I was far from “fine.”
I took Abigail out in front of the apartment, to get her away from whatever she had seen when she put the tweezers into the light socket. I sat with her, soothing her screams, explaining gently that she was “Going to be okay,” all the while holding my own scared tears in my throat.
By the time the EMTs arrived, Abigail had stopped crying almost completely. Her vitals were normal, although she was in a little bit of shock. She answered their questions like a pro, and hugged the teddy bear they brought out of the house for her. By the time they were about to leave, Abigail had a fireman sticker, and I had a copy of emergency transport refusal paperwork. Kyle came home. From the sheer number of police cars, emergency vehicles and EMTs, he was sure that we were both dead. He was relieved to find that Abigail was eagerly eating an ice cream that the neighbor had given her. By the time the crew left, she was laughing easy.
Over the next few days, I got the story out of her. She had wanted to see what would happen if she put the tweezers into the socket. When she had gotten close, the safety fuse had blown, arcing blue sparks across the room. She had left the room and come to see me. When I asked her if she was okay, she didn’t know how to tell me the truth. There were no words to describe how she felt, so her gut instinct was to tell me that she was “fine.” She was also afraid that I would be mad if I found out. “Fine” was the best way to keep her secret.

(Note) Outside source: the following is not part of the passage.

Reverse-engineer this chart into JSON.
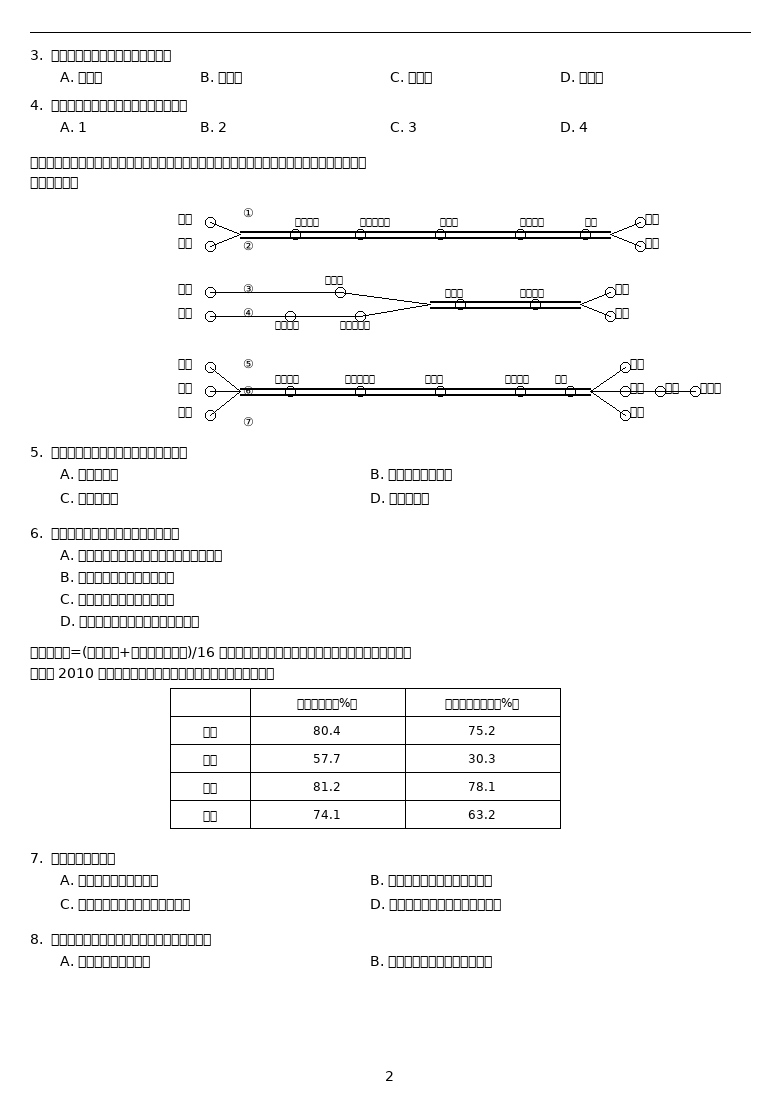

Maybe its not dishonesty that makes us tell the world that we are okay, even when we are freaking out on the inside. Maybe we just don’t have the words to define exactly how we are doing. I think we use it to mask the reality of our situation, usually in a sense of self-preservation that is old and deep. If we are “fine,” we are just like everyone else, right? There is no fear of being pushed out of the pack if we are positive, contributing, stable members of the community.
I have come to the conclusion that it is okay to be “not fine.” It is okay to be angry, frustrated or bored. Even though most people don’t want a real answer to that question, I think it is important to know what the real answer is. More importantly, I think it is vital that we start answering the question honestly.
A good friend of mine talked with me recently. She has had a hard life, keeping her family together when it was very difficult, starting her motherhood at a very young age. Over the past few months, she has been having emotional breakdowns that she can’t quite control. She is embarrassed by her excessive crying, yelling and sadness. She says to me, “I just want to be normal again. I just want to be fine.”
What I say to her, I say to you: There is no such thing as “normal.” “Fine” is a lie that we tell people so that we can hide the things we are too afraid to say.
Perhaps there is a world where people segment their existence into categories like “satisfactory” and “unsatisfactory”. In that world, “fine” and “normal” might exist.
I think the world is bigger than that.
In my world, I have good days, I have honest days, I have angry days and I have rebellious days. I have days that make me thank God that I exist, and I have days that make me wish I had never been born.
Living a truly honest life means accepting who we are and how we feel every moment, and being willing to be vulnerable in that moment. It means taking the time to reflect and answer the important questions, even if the asker doesn’t want to hear the answers. Life is not about simply existing acceptably, but existing dynamically. In order to do that, we must begin to answer those little questions with courage, knowing that the answer will probably never be easy.